Vanguard Natural Resources, LLC (NYSE:VNR) reported significant increase in revenues and production, w/ EBITDA up 3% sequentially and 1.09-x distribution coverage ratio (DCR) to its almost 9% yielding payout. Although the numbers missed analyst estimates, the coverage ratio is comforting, declining just barely for the 9-month period (from 1.06-x to 1.05-x) since 2012. Operationally, company has improved its metrics, reducing LOE and G&A expenses. On the call, management expressed optimism regarding acquisition opportunities, stating prudent focus on "growth in our distributable cash flow not just growth in production or reserves" - with lower expected bid competition given the number of acquisitions closed by rivals to date. Subsequently, with no incremental revenue growth drivers, management does not expect to increase dividend further until 2014.
"No thrills, no chills, no spills". Vanguard Natural Resources delivered another solid quarter of revenue generation, operational excellence and no unexpected negative fall-outs in its drilling activities. Being an MLP, majority of free cash flow available at quarter end is distributed to unit holders, yielding a roughly 9% annually, comfortably protected by company's elaborate hedging portfolio. This hedged-MLP structure results in downside protection at the expense of limited growth opportunities, making company valuation range bound. This behavior has continued year-over-year with share prices slowly creeping up as profitable acquisition allow for cash distribution growth. With that in mind fluctuations within the range are mostly driven by macro-economic events, oil and gas demand, as well as risk profile and resulting perceptions of fair value on P/E basis.
- Q3 2013: EPS $0.29 vs $0.32 est., Sales $121.51 mil vs $128 mil est.

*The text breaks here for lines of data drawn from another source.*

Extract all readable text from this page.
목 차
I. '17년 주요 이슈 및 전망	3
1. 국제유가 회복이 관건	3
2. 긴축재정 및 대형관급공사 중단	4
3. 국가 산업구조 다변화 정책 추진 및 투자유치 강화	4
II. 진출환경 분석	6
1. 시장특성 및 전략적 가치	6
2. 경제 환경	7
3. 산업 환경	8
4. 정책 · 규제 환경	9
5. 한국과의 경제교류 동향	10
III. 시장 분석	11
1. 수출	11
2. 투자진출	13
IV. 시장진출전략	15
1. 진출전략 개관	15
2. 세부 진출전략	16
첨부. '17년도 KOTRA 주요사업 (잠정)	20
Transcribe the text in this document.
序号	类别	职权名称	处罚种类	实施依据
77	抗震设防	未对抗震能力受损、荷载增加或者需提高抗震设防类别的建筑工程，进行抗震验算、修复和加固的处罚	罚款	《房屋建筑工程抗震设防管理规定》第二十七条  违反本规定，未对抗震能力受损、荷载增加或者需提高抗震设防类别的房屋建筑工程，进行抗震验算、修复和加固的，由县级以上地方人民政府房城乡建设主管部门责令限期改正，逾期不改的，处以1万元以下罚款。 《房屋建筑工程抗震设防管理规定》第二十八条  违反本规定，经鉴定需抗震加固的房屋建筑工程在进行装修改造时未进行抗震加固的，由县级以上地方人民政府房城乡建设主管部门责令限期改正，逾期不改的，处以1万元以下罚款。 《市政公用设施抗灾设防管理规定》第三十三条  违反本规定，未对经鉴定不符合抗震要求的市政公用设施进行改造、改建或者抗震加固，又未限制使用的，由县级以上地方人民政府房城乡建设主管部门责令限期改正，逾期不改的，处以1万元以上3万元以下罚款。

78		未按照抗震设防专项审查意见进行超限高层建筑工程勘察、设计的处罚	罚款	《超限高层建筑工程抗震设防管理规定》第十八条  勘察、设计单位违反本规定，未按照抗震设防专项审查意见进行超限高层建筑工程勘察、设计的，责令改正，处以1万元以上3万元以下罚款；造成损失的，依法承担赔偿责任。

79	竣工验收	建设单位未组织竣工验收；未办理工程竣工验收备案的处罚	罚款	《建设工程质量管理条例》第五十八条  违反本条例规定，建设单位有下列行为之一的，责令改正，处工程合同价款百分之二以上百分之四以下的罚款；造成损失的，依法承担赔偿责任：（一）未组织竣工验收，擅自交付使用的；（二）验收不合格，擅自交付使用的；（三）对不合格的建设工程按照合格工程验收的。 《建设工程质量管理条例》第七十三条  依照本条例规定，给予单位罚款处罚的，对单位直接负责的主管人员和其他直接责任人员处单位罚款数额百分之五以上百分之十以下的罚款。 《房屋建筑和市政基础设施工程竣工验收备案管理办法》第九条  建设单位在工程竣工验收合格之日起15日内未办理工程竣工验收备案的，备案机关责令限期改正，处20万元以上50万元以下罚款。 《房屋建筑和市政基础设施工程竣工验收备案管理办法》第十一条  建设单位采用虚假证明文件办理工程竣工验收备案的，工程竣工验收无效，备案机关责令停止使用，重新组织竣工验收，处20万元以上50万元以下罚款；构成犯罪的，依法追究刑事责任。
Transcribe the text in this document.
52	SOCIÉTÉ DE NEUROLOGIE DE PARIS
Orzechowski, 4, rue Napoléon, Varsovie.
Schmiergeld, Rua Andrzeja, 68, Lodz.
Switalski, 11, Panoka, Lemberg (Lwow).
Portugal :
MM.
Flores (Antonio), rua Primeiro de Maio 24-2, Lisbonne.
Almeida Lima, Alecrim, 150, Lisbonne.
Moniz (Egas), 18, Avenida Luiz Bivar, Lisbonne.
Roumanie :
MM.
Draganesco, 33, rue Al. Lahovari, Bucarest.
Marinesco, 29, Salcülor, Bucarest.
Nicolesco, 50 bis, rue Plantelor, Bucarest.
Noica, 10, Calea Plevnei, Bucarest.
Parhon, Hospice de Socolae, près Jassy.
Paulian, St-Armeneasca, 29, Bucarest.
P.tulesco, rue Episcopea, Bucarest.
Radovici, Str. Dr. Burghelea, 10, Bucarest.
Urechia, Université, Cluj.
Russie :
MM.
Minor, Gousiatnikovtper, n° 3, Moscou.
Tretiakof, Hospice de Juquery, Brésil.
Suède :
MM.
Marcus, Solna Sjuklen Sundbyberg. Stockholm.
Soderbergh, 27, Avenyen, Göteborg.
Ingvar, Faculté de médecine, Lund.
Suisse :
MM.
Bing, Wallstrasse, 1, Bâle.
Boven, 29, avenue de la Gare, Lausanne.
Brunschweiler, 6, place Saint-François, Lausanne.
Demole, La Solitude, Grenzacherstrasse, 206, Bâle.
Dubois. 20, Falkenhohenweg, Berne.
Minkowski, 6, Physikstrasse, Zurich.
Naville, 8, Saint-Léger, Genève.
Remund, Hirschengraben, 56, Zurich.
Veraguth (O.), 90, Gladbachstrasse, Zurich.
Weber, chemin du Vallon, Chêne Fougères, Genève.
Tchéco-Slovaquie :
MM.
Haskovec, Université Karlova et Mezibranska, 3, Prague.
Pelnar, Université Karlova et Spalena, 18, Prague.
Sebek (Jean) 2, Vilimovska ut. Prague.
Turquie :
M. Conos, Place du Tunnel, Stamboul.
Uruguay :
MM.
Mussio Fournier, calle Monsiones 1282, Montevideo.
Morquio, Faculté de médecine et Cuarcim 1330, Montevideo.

- Est 2013: EBITDA $320-325 mil, DCR at 1.05-x - guidance unchanged from Q2 2013
- Adjusted EBITDA up 25% YoY and 3% QoQ, DCR down to 1.09-x from 1.12-x YoY.
- Oil, Gas and NGL production split at 24%, 64% and 12% respectively from 30%, 61% and 9% in Q3 2012
- Inclusive of hedges, oil prices declined sequentially, with NGL and natural gas showing signs of improvement.
Assuming the above thesis is correct, it makes perfect sense to acquire shares as prices trend down to the lower range - roughly the 200-day SMA, currently at around $27.00 - while reducing (or protecting) exposure in the upper range around $29.00.
Given management's commentary during the call around fourth quarter acquisitions, the opportunity to acquire shares on discount may just be around the corner. Company in general finances purchases with credit, issuing equity shortly after to repay outstanding borrowings. These issued shares usually come at a discount, not surprisingly to insure market absorption and given the resulting dilution. The positive is that shares are likely to rebound, especially if expected positive impact will drive increases to shareholders.
I believe shares are currently reaching the upper boundary of the volatility range and would consider actively protecting long positions, most reasonably with ATM or OTM short calls.
Disclosure: I am long VNR. I wrote this article myself, and it expresses my own opinions. I am not receiving compensation for it. I have no business relationship with any company whose stock is mentioned in this article.